London Mayor Boris Johnson has championed a new airport as an alternative to a third Heathrow runway.

NATS chiefs, who control UK commercial airspace, told MPs traffic would be hit at existing London airports.

But it would not kill off Heathrow - and expanding that airport was still the best answer to increasing demand.

Flight patterns

A feasibility study into a new airport to the south-east of London, an idea first proposed nearly a decade ago, is due to be published later this month.

A cross-party committee of MPs, chaired by Labour MP Nick Raynsford, the former minister for London, has also been set up to examine the plan, although the government has described it as "irresponsible and disastrous" and the Conservative leadership have yet to give it their backing.

Appearing before the Transport Select Committee, officials from NATS - which provides traffic control services at 15 UK airports - questioned the impact of a new airport on current flight patterns.

I remember saying that if you put an airport here and an airport here...that something would have to give Ian Hall, NATS

Operations director Ian Hall said NATS would not be able to do any research on the likely impact until firm proposals were put forward but said he believed expanding Heathrow was preferable.

In the event of an entirely new airport being built, he said, neither Heathrow, Stansted or London City would be able to operate at full capacity and the UK would not get the "full benefits" of capacity available otherwise.

"What we are trying to do is to illustrate that by adding an additional piece of infrastructure into that very complex mix would have a direct impact on overall capacity [in London].

Conservative MP David Wilshire said NATS had previously suggested that a Thames Estuary airport would result in the closure of Heathrow, Stansted and London City airports.

The firm was now giving a "slightly less firm explanation", Mr Wilshire said, prompting suggestions from Committee chairman, Labour MP Louise Ellmann, that it had modified its views because of the controversy at Heathrow.

Pollution

Mr Wilshire pressed Mr Hall on whether the new airport would result in the "curtailment or complete closure" of other London airports "or something in-between".

Mr Hall denied that NATS had shifted its stance, saying it had been "consistent" in its approach on the issue of new airport capacity and had not been subject to any political pressure.

"I think we have also been consistent in our view that it is much better to expand existing infrastructure than it would be to create new infrastructure."
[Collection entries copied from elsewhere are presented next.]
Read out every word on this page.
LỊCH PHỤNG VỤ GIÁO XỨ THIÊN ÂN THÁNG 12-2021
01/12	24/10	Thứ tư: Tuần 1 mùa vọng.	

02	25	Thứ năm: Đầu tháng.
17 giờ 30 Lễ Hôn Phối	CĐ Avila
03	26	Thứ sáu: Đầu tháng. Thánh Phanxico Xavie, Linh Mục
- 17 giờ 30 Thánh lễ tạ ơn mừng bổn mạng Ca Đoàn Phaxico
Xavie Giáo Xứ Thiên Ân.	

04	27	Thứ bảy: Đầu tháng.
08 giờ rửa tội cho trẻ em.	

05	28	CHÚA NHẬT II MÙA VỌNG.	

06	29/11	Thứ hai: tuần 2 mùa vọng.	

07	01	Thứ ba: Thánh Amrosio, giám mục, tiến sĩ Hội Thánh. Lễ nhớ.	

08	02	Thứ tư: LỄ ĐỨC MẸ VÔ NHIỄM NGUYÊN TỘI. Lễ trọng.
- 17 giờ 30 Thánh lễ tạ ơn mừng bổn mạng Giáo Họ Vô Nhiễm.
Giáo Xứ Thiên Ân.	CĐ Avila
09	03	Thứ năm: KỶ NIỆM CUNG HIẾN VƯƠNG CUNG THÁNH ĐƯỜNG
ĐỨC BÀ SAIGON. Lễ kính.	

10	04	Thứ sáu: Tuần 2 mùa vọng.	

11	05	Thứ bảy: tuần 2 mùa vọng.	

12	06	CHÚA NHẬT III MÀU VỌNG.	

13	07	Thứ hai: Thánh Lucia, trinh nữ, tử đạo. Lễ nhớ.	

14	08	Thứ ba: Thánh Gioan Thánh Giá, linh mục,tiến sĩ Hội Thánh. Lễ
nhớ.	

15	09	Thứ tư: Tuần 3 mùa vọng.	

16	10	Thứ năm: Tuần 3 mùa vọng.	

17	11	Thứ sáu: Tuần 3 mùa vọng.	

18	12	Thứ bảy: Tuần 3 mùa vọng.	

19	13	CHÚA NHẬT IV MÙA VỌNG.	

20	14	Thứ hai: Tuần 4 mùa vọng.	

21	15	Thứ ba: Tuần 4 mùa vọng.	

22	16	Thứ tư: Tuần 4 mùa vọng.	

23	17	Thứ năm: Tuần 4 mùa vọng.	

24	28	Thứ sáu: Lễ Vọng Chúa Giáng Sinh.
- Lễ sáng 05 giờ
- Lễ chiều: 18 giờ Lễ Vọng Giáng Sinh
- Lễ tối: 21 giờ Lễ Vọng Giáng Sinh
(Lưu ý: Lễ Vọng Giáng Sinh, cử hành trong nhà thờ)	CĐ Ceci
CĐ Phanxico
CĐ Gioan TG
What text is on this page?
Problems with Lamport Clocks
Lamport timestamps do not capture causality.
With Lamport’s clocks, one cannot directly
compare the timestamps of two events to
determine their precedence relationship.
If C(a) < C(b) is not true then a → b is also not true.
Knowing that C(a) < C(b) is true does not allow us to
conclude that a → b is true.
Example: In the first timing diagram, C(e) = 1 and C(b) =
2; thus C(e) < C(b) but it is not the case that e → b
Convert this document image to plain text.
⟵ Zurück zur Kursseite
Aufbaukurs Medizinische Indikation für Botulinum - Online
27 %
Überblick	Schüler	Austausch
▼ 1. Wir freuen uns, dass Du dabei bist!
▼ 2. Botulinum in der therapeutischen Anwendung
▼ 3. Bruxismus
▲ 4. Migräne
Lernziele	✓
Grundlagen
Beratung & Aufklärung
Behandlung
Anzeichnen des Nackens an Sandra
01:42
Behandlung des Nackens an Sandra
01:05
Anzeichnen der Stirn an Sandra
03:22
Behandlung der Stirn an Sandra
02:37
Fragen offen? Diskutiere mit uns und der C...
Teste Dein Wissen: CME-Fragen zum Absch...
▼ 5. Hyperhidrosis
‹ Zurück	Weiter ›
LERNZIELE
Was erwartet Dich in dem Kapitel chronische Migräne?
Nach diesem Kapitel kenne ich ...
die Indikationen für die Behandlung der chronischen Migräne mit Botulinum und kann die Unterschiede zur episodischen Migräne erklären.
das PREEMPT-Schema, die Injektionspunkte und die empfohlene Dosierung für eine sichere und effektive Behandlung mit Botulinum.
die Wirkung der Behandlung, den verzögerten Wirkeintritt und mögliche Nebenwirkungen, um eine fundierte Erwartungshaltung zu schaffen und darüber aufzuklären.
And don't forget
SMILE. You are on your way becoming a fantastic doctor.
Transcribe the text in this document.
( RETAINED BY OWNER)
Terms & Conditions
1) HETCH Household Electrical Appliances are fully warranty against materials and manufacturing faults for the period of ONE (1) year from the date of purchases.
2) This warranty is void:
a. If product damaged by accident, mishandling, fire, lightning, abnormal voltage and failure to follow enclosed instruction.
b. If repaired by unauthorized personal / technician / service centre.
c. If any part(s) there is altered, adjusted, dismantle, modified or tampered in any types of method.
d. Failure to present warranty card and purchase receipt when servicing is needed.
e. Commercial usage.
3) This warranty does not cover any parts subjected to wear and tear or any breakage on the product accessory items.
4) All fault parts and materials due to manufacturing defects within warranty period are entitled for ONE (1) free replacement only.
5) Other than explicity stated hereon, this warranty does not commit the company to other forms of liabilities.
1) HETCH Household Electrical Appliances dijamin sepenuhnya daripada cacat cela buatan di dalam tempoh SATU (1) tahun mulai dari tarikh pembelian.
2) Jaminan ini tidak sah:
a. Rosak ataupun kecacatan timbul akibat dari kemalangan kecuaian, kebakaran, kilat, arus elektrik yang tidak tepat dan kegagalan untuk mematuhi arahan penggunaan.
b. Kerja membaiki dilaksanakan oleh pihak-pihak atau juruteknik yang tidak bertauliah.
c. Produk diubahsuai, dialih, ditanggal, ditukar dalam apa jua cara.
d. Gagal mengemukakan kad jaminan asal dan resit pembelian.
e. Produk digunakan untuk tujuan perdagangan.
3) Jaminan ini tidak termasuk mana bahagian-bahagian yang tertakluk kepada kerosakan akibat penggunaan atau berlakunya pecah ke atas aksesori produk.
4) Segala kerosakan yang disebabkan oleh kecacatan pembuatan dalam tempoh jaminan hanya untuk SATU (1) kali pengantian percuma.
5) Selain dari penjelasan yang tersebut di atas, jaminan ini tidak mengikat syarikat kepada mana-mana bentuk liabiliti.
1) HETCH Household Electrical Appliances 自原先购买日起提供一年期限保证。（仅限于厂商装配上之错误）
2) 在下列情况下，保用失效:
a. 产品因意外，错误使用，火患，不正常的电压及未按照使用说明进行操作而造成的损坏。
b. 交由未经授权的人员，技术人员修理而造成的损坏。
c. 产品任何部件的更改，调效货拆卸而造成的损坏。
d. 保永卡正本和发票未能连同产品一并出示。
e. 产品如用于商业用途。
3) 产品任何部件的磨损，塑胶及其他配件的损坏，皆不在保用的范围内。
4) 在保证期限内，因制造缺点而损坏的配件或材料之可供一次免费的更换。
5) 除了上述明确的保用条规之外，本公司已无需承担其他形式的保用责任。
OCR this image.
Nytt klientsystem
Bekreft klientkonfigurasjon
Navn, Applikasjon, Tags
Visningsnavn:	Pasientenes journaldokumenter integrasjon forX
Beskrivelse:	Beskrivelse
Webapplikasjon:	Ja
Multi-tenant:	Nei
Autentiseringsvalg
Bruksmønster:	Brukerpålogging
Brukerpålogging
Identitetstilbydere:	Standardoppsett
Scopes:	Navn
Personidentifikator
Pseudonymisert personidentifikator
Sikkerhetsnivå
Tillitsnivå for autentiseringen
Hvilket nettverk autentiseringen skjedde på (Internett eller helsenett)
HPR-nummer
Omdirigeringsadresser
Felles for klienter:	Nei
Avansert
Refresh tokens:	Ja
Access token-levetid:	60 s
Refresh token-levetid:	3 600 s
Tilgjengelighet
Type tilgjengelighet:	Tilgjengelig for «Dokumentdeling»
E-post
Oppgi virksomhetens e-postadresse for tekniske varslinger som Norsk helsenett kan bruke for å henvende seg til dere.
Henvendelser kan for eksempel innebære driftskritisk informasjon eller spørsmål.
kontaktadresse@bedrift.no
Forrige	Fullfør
He added: "I remember saying that if you put an airport here and an airport here and the departures from that airport are flying straight towards the flights arriving from the other airport that something would have to give."

A coalition of local residents, councils and environmental groups have said they will take legal action to try and block a third runway at Heathrow.

Ministers gave the go-ahead for the new runway last month with conditions on the number of flights and type of aircraft that are able to use it.

The London Mayor has said the pollution from a vastly expanded Heathrow would damage the living standards of millions of residents of the capital and alternative ideas must be looked at.